Angvik began public life in the 1960s, where she worked for the Minneapolis Model Cities program. The program tackled areas with high rates of poverty, crime, unemployment, and aimed to improve community development. Angvik moved to Alaska in the early 1970s and continued her public life. In 1975, Angvik was elected to the Anchorage Charter Commission, which wrote the charter for the Municipality of Anchorage. She was elected as a member of the Anchorage Assembly in 1979 and 1982, and served as the chair of the Assembly from October 1984 to October 1985. In 1986, she ran for lieutenant governor. She also was the state Commissioner of Commerce and Economic Development until December 1990 and was the state Director of Lands in the Department of Natural Resources.
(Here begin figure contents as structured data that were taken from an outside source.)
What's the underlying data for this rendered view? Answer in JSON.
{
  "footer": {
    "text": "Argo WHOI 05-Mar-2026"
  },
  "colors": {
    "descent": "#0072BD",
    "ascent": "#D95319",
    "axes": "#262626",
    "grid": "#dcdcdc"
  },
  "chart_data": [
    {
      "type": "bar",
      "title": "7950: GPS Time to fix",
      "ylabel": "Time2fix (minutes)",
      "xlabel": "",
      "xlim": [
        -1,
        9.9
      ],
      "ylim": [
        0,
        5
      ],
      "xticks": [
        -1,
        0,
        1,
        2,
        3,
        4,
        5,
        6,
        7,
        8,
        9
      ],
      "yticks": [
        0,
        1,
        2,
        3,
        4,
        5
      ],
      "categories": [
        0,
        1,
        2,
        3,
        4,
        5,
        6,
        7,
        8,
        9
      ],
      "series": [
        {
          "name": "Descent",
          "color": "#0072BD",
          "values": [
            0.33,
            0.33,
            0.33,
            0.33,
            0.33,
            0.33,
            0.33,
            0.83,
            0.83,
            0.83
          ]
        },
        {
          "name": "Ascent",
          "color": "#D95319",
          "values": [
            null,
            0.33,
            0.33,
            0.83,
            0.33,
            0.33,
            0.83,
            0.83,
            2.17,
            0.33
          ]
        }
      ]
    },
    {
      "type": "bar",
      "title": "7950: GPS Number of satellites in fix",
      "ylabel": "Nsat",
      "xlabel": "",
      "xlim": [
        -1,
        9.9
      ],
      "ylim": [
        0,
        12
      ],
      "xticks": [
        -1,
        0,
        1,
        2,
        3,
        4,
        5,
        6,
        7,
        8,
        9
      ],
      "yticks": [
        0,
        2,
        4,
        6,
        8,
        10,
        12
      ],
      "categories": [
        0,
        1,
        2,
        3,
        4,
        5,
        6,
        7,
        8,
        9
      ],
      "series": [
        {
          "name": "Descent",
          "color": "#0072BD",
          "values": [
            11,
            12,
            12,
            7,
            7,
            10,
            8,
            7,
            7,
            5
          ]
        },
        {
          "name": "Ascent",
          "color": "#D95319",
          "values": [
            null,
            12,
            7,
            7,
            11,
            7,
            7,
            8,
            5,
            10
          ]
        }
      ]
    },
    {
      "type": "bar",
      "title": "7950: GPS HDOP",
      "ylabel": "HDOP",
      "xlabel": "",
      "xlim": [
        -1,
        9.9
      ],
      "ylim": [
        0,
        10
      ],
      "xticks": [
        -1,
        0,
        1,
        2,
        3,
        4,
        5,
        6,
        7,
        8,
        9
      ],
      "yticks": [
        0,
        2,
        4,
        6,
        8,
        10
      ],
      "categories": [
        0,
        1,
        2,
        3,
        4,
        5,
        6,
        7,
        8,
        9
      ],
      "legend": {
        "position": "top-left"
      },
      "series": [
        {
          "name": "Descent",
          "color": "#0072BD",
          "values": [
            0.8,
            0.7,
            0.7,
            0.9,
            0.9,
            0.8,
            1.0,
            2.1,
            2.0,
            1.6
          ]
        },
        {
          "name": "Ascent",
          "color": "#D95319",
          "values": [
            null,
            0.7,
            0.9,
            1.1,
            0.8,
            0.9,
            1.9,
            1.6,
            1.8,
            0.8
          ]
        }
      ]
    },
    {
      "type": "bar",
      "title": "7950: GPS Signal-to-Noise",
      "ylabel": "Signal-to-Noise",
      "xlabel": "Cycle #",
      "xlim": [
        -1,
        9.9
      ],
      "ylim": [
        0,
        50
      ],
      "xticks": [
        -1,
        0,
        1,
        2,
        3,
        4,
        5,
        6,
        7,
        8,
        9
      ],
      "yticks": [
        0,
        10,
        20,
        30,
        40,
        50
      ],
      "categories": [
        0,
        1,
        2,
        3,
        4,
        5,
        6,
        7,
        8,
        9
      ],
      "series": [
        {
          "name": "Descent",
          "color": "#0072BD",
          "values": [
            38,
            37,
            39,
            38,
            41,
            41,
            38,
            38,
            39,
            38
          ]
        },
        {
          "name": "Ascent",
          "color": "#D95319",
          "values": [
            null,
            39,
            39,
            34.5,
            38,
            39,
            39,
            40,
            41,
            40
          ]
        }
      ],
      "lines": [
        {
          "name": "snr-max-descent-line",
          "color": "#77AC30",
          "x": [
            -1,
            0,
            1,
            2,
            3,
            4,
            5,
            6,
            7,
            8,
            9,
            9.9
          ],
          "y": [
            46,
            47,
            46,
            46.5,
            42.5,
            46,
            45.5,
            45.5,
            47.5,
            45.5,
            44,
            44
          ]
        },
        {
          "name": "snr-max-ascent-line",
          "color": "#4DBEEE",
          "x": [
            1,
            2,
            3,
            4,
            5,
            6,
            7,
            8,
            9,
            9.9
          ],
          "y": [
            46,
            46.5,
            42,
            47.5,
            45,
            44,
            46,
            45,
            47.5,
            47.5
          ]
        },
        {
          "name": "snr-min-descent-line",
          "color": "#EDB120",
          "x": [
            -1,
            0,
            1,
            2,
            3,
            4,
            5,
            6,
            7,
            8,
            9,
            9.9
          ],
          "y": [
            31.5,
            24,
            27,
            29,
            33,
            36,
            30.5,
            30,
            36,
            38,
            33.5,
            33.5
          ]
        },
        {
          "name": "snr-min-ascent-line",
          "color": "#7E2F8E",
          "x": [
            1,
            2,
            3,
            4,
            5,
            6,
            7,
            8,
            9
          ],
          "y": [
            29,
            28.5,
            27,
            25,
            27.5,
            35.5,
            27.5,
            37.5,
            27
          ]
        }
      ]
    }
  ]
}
Angvik helped in the development of the Alaska Native Heritage Center between 1990 and 1995. She also helped create the Alaska Women's Political Caucus, now known as Alaska Women for Political Action. In 2019, she was a primary sponsor of the Fair Share Act to raise taxes on oil companies, which became Ballot Measure 1 in 2020 and was unsuccessful in the election.

Angvik has been active with the Girl Scouts of Alaska, and was the capital campaign chair to help construct Camp Singing Hills.

She was inducted into the Alaska Women's Hall of Fame in 2014 and serves as a board member.

Angvik was married to Vic Fischer from 1981 until his death in 2023. They had one daughter.